When generating datasets and database dumps, you want to make sure your user profiles are realistic enough for your tests. Based on my experiences, here are a few tips to consider:
- Double-check that the rules you implement for generating data are correct. Failing to do this will prevent the ability to identify performance issues that could come from specific functional cases.
- Make sure to vary profiles according to reality. Users might have a higher impact on the database because of too many relationships. Vary number/size when it comes to files as well. A fresh visit or a returning user will not have the same impact on the cache, etc.
- Use references among your tests for better consistency. It is good to keep data up-to-date when the application is evolving but should be re-usable when checking for performance stability.
In case the application is already live, you might want to generate your database dumps from production data. However, you might not be able to do this because of data protection laws. As a result, you need to proceed to data anonymization.
You have to identify and substitute personal with dummy data. Afterward, it is essential to automate this process, so you save time in the future. Doing so will allow you to build the best data reference when conducting production-like testing using reliable data.
Performance in DevOps
As a consultant, I recognize that for most clients, IT performance is not the priority and only comes as a concern when performance failure is detected. Thus, it is quite difficult to implement performance governance according to the best practices. Thankfully, I had the chance to elaborate on performance within a DevOps context at Leanovia. Here are the categories and goals I try to achieve when addressing performance.
Find the appropriate tool for load/stress testing according to your needs. You should consider tools that implement framework parameters to save time when testing an application being developed or a similar one.
Finding the right tool for monitoring is critical as this helps fuel the performance analysis of your load tests. This is invaluable to your knowledge base, as you can compare your tests with production cases to address them more efficiently.
Ensure performance from the start. Capitalize on your automated performance tests to avoid performance regression. Continuously update monitoring, so nothing goes undetected.
Automate the application deployment for improved consistency between tests.

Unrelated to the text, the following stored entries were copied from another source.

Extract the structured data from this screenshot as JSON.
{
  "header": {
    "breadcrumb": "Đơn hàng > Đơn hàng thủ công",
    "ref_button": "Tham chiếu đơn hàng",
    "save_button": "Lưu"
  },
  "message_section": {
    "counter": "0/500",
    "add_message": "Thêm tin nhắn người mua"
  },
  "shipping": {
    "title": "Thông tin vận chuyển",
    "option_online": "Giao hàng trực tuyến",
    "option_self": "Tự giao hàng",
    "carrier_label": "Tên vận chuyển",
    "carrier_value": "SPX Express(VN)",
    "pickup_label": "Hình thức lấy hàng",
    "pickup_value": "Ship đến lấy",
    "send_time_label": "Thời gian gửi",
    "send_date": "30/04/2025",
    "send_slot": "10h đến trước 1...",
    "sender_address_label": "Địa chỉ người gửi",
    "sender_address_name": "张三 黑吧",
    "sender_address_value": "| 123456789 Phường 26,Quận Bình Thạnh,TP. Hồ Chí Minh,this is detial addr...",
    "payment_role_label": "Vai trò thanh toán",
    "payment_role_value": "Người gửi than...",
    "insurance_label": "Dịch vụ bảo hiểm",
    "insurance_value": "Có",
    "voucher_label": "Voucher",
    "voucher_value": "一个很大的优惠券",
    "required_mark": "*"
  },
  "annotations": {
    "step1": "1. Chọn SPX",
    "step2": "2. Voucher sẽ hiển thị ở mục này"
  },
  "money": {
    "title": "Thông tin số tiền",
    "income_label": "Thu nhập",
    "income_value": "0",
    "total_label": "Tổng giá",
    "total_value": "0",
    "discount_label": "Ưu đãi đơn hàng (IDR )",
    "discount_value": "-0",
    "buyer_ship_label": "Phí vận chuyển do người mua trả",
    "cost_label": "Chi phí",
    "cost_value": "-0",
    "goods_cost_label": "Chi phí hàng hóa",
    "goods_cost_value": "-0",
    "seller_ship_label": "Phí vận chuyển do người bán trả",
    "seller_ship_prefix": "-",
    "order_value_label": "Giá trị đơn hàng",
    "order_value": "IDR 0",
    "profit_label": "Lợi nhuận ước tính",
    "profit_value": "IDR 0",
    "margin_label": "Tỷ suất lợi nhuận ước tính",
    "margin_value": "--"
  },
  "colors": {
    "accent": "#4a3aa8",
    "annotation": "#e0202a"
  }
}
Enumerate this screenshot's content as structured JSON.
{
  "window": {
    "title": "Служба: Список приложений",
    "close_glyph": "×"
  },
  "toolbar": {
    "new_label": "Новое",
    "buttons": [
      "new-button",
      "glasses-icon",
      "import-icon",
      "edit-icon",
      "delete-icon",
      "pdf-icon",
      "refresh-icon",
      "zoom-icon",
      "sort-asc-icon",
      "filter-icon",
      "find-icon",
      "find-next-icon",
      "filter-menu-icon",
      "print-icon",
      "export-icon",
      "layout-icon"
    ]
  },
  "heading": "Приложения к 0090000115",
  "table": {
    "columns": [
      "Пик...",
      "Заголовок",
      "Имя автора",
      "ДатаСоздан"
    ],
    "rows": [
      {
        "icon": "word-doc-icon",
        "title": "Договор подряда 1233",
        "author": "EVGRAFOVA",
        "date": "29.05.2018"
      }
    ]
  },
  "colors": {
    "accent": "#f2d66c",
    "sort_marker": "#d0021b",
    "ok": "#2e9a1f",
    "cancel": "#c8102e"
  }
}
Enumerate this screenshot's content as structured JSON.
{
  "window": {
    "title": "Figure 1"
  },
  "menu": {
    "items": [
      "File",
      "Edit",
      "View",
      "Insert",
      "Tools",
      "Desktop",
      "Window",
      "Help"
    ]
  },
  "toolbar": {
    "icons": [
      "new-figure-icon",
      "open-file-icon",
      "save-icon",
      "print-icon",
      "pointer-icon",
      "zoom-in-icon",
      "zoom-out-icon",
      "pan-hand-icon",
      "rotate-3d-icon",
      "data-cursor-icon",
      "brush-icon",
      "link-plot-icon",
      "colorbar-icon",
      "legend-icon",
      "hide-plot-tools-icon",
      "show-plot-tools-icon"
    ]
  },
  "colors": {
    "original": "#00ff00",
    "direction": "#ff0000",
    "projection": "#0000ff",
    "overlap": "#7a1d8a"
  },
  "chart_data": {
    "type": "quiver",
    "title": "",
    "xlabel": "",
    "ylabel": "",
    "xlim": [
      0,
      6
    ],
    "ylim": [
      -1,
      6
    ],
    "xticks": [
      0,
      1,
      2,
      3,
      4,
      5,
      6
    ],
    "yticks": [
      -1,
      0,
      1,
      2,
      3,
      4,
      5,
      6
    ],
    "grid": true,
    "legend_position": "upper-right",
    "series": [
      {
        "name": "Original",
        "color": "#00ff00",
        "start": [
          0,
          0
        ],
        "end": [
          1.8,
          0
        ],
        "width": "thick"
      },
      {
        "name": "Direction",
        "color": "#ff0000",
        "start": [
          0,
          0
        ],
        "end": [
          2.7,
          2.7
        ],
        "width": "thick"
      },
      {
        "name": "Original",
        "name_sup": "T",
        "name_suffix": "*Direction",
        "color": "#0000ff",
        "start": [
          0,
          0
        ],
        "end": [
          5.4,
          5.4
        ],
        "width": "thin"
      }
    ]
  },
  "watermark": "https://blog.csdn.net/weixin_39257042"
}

Experience shows you are more efficient and less error-prone if you can restore the environment easily.
Last, and most important, you should containerize your injectors so you can create instances on- demand and not bother with tedious installations.
Capitalize on data you need for your load tests for reference during regression testing. Don’t forget to automate data generation with the proper tool, or by developing re-usable scripts with more complex data.
After IT studies at the UTC in Compiègne (France), Bruno Da Silva joins Leanovia for an epic journey. Passionate about IT performance, he works as a consultant to address challenging customers issues. In less than a year, he obtains NeoLoad and Dynatrace certifications to work with state-of-the-art technologies regarding load testing and monitoring. The adventure of becoming a Performance Ninja Warrior is just beginning.
He also loves chocolate, video games, and skiing; not necessarily in that order.